High PM2.5 episodes frequently occur in Northeast Asia, and the source−receptor relationship for PM2.5 in megacities is a critical issue. As the largest industrial city in South Korea, Ulsan suffers from frequent high PM2.5 episodes. However, studies on the long-range atmospheric transport (LRAT), local emissions, and secondary formation of PM2.5 in Ulsan have been limited. In this study, the characteristics of high PM2.5 episodes in Ulsan were interpreted using hourly data for PM2.5 components. The periods with the highest PM2.5 concentrations in winter 2014 (February 24–26; 99.3 ± 18.6 μg/m3) and summer 2014 (June 24–27; 49.9 ± 12.3 μg/m3) were designated as Pollution Periods 1 and 2, respectively. In general, secondary inorganic ions (SO42−, NO3−, and NH4+; SNA) were generated by the liquid phase reaction of water-soluble materials during winter, and sulfate and secondary organic aerosols were mainly formed via photochemical reactions during summer.

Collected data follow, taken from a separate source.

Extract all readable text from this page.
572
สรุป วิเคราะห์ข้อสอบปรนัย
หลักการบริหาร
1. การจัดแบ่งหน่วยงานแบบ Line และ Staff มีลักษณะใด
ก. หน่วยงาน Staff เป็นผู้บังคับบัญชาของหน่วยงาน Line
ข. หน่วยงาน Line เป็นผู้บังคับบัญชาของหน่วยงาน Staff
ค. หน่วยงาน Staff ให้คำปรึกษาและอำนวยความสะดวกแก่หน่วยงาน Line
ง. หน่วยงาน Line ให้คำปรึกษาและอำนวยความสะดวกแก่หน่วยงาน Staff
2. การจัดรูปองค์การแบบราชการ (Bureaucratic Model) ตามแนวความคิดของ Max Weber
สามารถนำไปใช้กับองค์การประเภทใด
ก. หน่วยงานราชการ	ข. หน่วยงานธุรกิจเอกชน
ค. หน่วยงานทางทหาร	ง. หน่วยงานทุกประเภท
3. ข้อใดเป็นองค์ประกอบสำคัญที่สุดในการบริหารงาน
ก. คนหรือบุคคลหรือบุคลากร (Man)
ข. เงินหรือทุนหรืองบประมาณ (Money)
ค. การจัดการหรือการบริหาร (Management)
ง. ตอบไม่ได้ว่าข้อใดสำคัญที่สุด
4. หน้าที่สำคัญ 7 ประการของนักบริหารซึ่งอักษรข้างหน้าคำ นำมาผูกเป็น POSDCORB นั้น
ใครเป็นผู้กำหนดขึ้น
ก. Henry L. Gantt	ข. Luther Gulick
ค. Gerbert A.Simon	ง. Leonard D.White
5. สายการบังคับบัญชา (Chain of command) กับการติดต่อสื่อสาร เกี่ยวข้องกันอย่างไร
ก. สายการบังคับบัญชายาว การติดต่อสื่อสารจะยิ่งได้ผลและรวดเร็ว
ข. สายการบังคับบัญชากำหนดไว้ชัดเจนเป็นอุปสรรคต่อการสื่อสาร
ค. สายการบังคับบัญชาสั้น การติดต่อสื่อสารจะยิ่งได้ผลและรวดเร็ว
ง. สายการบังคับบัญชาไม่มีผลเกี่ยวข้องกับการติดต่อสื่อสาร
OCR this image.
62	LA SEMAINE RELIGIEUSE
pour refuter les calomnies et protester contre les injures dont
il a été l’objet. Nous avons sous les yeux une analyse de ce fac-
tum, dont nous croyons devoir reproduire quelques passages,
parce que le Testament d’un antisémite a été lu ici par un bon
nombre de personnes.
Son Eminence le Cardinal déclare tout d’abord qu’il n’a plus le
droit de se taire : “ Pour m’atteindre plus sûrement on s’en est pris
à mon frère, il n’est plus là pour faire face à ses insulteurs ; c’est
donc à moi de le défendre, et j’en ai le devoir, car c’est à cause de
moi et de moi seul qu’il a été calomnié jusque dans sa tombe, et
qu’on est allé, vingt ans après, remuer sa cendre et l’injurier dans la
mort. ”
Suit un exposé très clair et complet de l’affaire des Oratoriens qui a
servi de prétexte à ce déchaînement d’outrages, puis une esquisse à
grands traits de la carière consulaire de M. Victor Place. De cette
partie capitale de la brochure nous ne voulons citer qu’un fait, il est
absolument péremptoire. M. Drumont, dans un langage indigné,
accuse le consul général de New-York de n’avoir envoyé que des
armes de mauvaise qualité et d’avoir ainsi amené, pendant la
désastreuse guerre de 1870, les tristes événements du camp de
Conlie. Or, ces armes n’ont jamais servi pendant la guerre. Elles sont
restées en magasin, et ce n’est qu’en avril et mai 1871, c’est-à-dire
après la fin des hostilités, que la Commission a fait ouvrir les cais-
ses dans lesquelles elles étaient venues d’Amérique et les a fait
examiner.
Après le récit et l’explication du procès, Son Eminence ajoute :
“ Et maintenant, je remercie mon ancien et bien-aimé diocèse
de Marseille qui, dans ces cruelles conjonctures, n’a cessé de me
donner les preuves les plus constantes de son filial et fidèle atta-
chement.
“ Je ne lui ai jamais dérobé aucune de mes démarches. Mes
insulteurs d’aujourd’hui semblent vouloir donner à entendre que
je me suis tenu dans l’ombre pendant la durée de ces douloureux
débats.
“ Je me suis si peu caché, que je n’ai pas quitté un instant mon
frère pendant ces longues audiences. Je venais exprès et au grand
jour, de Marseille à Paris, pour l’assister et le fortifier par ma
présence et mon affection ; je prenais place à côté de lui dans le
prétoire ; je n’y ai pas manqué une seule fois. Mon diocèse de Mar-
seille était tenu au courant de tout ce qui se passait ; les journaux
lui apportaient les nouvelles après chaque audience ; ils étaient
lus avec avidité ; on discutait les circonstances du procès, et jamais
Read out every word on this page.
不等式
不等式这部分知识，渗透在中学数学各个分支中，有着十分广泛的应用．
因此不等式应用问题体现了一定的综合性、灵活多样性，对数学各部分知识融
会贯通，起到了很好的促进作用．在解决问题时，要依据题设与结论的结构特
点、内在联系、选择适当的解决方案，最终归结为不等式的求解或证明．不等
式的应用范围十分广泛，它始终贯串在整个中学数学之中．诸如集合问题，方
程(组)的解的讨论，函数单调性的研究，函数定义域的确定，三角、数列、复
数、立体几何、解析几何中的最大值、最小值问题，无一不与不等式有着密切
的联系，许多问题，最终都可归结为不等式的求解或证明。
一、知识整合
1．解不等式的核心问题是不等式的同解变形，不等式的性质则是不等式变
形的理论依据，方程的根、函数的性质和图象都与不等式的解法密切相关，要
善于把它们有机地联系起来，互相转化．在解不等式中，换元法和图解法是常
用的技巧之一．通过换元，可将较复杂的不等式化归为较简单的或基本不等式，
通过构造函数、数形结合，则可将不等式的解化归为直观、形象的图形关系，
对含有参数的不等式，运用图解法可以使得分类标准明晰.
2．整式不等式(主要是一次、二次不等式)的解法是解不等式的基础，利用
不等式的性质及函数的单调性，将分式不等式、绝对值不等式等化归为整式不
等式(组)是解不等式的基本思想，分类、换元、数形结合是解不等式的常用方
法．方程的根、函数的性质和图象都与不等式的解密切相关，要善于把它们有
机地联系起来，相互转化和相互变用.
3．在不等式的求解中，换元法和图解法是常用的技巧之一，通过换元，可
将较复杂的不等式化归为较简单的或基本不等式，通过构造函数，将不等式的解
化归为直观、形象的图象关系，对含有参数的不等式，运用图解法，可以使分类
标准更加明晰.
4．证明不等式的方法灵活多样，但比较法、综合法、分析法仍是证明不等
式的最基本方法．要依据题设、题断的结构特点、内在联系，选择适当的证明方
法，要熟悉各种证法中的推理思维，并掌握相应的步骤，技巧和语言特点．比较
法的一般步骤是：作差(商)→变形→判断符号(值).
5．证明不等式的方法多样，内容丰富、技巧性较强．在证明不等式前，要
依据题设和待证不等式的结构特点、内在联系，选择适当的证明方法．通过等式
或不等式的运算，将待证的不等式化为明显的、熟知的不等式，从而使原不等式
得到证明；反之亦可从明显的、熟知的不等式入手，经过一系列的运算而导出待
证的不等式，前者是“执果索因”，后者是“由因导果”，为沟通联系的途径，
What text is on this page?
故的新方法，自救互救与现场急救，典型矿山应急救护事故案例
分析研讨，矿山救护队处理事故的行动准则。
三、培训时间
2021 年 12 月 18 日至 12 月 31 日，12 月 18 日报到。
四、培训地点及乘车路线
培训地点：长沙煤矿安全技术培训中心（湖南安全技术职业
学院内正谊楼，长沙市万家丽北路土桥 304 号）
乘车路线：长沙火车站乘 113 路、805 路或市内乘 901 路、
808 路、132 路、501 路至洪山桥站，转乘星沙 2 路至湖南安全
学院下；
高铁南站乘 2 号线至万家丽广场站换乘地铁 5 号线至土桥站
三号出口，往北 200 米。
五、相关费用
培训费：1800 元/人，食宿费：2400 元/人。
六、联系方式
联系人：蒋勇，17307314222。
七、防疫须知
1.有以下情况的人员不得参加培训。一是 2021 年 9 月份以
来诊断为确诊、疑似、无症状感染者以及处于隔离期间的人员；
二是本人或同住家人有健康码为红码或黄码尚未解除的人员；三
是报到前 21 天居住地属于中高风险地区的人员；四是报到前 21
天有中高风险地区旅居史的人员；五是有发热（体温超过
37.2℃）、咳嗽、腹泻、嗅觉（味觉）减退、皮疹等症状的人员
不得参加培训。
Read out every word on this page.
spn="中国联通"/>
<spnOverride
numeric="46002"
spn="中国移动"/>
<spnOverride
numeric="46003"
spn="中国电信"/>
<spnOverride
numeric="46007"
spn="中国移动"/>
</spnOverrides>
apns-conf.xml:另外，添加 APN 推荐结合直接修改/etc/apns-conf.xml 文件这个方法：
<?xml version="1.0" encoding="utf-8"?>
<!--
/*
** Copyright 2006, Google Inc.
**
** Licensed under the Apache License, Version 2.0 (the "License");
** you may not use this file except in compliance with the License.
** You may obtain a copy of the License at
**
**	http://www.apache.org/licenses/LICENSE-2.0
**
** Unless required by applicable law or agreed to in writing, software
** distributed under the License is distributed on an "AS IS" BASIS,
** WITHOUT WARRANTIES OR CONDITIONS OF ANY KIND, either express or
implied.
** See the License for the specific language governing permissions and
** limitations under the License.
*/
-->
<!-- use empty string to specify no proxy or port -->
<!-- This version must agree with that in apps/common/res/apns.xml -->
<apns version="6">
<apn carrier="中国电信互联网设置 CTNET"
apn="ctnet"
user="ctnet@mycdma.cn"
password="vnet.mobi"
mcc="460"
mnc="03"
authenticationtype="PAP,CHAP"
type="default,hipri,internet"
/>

During Pollution Period 1, the concentrations of sulfate, organic carbon, and elemental carbon sharply increased, and three major sources were identified: (1) LRAT from fossil fuel and biomass burning in eastern China and North Korea, (2) the influence of petrochemical and non-ferrous industrial facilities in Ulsan, and (3) enhanced secondary formation of ammonium sulfate and organic aerosols due to air stagnation. During Pollution Period 2, the concentration of SNA and heavy metals sharply increased, and three pollution sources were identified: (1) the influence of local industrial facilities and ship emissions, (2) external inflow from thermal power stations and national industrial facilities in southern coastal cities, and (3) secondary organic and inorganic formation. In this study, the reasons for the high winter and summertime PM2.5 events in Ulsan were more clearly understood, which can be the basis for the establishment of PM2.5 management policies that consider LRAT, local primary emissions, and secondary formation.